Choc pétrolier au Moyen-Orient : les marchés face au risque d’une nouvelle flambée des prix

Un conflit qui fragilise durablement l’approvisionnement mondial en hydrocarbures

Au centième jour du conflit opposant Israël et l’Iran, les hostilités ont brièvement repris le 7 juin, provoquant une fluctuation des cours du pétrole de plus de 5 %. Alors que les réserves stratégiques mondiales s’amenuisent et que les négociations piétinent, des experts redoutent une nouvelle hausse des prix à l’approche de la saison estivale.

Un choc pétrolier historique aux effets encore contenus

Déclenchée le 28 février par Israël et les États-Unis, la guerre contre l’Iran est qualifiée par Fatih Birol, directeur exécutif de l’Agence internationale de l’énergie (AIE), de « plus grave choc pétrolier de l’Histoire ». La fermeture du détroit d’Ormuz — par lequel transitait environ 20 % des hydrocarbures mondiaux avant le conflit — a entraîné une hausse des cours de 40 à 50 %, avec un pic de 126,41 dollars le baril fin avril.

Ce niveau, bien qu’élevé, reste inférieur au record historique de 147,50 dollars pour le Brent, atteint lors de la crise financière de 2008. Depuis, les cours sont repassés sous la barre des 100 dollars.

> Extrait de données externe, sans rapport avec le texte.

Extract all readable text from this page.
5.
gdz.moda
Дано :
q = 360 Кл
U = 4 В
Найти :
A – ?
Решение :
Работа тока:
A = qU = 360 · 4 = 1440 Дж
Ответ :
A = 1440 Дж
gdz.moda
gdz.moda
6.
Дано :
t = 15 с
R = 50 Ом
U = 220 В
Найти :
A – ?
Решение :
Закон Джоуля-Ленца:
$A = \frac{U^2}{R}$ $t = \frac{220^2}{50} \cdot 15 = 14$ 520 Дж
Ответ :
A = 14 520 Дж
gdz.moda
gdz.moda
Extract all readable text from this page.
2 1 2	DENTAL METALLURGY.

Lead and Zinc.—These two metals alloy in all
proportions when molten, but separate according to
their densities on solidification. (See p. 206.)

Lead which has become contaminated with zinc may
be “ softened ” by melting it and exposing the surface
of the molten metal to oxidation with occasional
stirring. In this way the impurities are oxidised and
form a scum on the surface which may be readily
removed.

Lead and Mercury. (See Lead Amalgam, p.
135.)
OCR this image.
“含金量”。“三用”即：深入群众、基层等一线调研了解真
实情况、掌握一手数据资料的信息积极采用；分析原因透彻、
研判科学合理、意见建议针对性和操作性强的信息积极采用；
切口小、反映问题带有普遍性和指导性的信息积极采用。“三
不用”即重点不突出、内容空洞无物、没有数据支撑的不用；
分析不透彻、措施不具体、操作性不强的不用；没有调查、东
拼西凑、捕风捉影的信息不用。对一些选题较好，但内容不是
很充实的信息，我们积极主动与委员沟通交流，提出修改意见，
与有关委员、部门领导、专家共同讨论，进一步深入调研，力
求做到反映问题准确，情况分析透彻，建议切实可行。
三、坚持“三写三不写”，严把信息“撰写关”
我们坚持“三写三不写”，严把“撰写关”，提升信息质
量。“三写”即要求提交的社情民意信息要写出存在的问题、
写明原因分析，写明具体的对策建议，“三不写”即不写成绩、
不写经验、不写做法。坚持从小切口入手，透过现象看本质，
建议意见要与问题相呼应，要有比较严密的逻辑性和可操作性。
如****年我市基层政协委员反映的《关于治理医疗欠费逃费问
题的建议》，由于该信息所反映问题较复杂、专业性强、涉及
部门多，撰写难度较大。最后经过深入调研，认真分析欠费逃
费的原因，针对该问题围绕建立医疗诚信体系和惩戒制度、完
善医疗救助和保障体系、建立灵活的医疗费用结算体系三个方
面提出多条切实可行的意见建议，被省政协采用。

Francis Perrin, directeur de recherche à l’IRIS et spécialiste des questions énergétiques, relativise toutefois cette accalmie : « Ce niveau n’est pas très élevé au regard de la gravité de la situation pétrolière. » Il souligne une forte corrélation entre les fluctuations des marchés et les déclarations de Donald Trump, notamment lors de l’annonce du cessez-le-feu le 7 avril et du protocole d’accord avec l’Iran le 23 mai.

Des facteurs d’amortissement aux limites désormais visibles

Plusieurs éléments ont jusqu’ici limité l’impact du choc. Les prix particulièrement bas du pétrole en début d’année — autour de 60 dollars, liés à une production excédentaire — ont constitué un premier amortisseur. La Chine, premier importateur mondial de brut, a également fortement réduit ses achats depuis fin février, compensant ce repli en puisant dans ses vastes réserves stratégiques.

À mi-mars, l’AIE, qui regroupe 32 pays de l’OCDE, a décidé de libérer 400 millions de barils issus de ses réserves d’urgence — un volume record. Cette mesure n’a toutefois pas suffi à faire baisser les prix : ce stock ne représente que 20 jours des exportations qui transitaient avant la guerre par le détroit d’Ormuz.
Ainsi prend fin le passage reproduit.